Una buona notizia. A Napoli, due giorni fa, i Cababinieri hanno recuperato 2000 reperti archeologici, a seguito di una maxioperazione che ha riguardato 22 province italiane e 142 indagati. Il Comando tutela patrimonio artistico dei carabinieri che ha messo in atto l’operazione “Artemide”per stroncare un traffico di reperti archeologici di cui erano stati contro un traffico illecito di reperti di cui erano stati depredati numerosi siti archeoligici, specie in Campania, Puglia e Sicilia, ma anche in altre Regioni.

Tombaroli e collezionisti senza scrupoli sono finiti nelle maglie dell’inchiesta, coordinata dalla Direzione distrettuale antimafia di Napoli, seguita dal pm Maria Di Mauro. Solo per indicare alcune delle aree di origine dei reperti recuperati, eccovi alcuni nomi: Diverse le aree di provenienza: Pompei, Paestum, la provincia di Foggia, la Sicilia orientale. Si tratta di monete antiche, di utensili metallici, di ceramiche di diversa forgia, ma anche di frammenti architettonici.
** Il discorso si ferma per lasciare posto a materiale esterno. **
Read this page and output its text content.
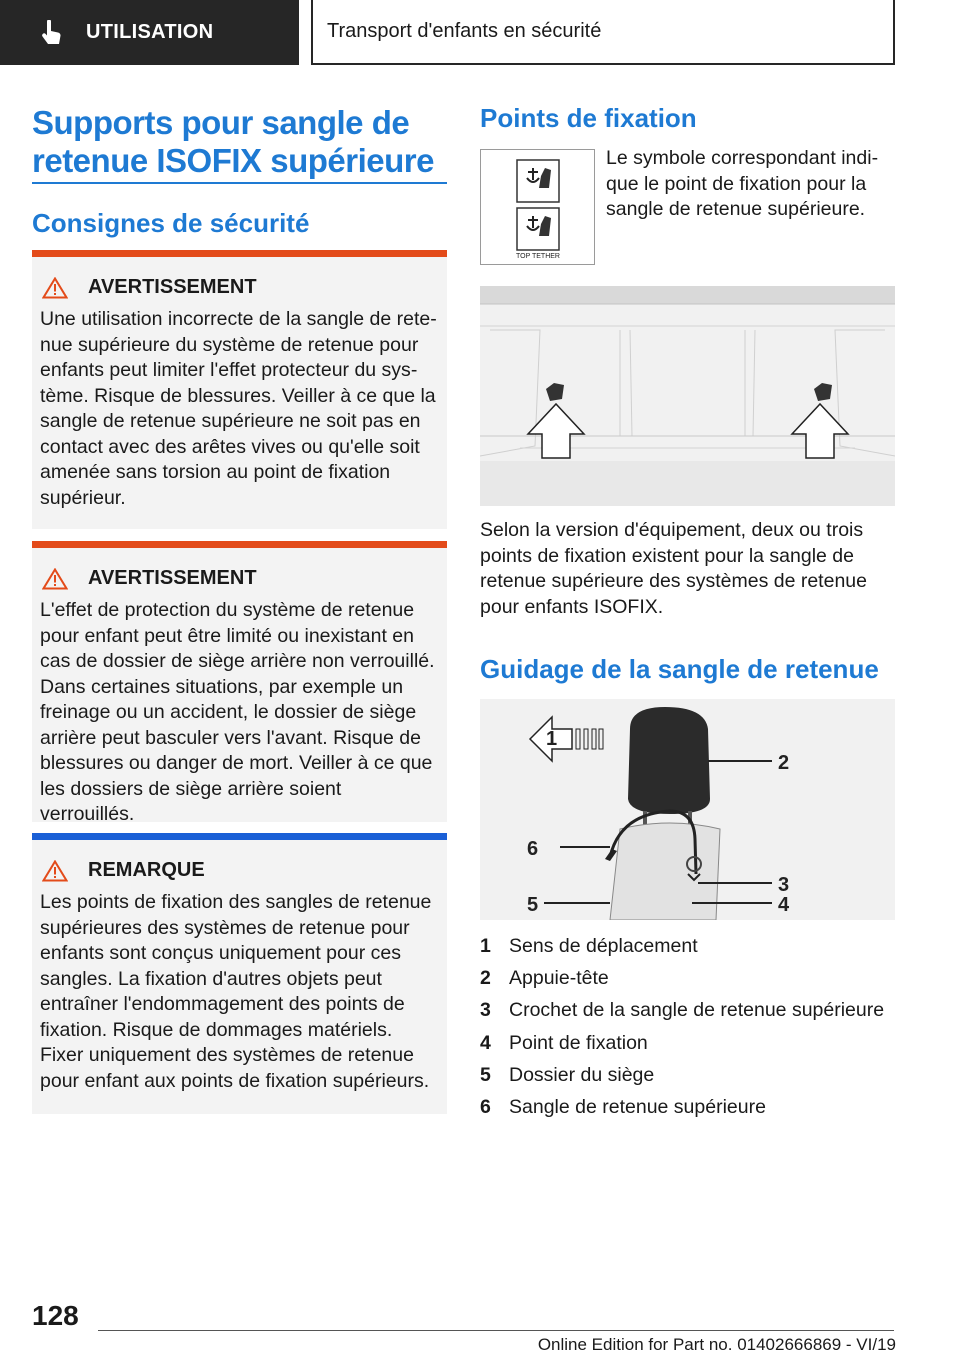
UTILISATION	Transport d'enfants en sécurité
Supports pour sangle de retenue ISOFIX supérieure
Consignes de sécurité
AVERTISSEMENT
Une utilisation incorrecte de la sangle de retenue supérieure du système de retenue pour enfants peut limiter l'effet protecteur du système. Risque de blessures. Veiller à ce que la sangle de retenue supérieure ne soit pas en contact avec des arêtes vives ou qu'elle soit amenée sans torsion au point de fixation supérieur.
AVERTISSEMENT
L'effet de protection du système de retenue pour enfant peut être limité ou inexistant en cas de dossier de siège arrière non verrouillé. Dans certaines situations, par exemple un freinage ou un accident, le dossier de siège arrière peut basculer vers l'avant. Risque de blessures ou danger de mort. Veiller à ce que les dossiers de siège arrière soient verrouillés.
REMARQUE
Les points de fixation des sangles de retenue supérieures des systèmes de retenue pour enfants sont conçus uniquement pour ces sangles. La fixation d'autres objets peut entraîner l'endommagement des points de fixation. Risque de dommages matériels. Fixer uniquement des systèmes de retenue pour enfant aux points de fixation supérieurs.
Points de fixation
TOP TETHER
Le symbole correspondant indique le point de fixation pour la sangle de retenue supérieure.
Selon la version d'équipement, deux ou trois points de fixation existent pour la sangle de retenue supérieure des systèmes de retenue pour enfants ISOFIX.
Guidage de la sangle de retenue
1
2
3
4
5
6
1 Sens de déplacement
2 Appuie-tête
3 Crochet de la sangle de retenue supérieure
4 Point de fixation
5 Dossier du siège
6 Sangle de retenue supérieure
128
Online Edition for Part no. 01402666869 - VI/19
I tombaroli erano in contatto con il clan camorristico dei Cesarano, che opera nella zona di Pompei, ma le cosche mafiose coinvolte sono più di una. L’operazione Artemide ha avuto origine a seguito dell’asportazione di un frammento di affresco nella Casa di Nettuno, a Pompei e si prefiggeva di destrutturare “un gruppo strutturato, operante nell’intera Italia meridionale (particolarmente Campania e Puglia), dedito agli scavi clandestini, alla ricettazione e all’illecita commercializzazione di beni culturali”, come hanno spiegato gli inquirenti.

Gli stessi, con giusto merito, sottolineano che Artemide è stata “un’operazione senza precedenti per numero di obiettivi e forze impiegate”.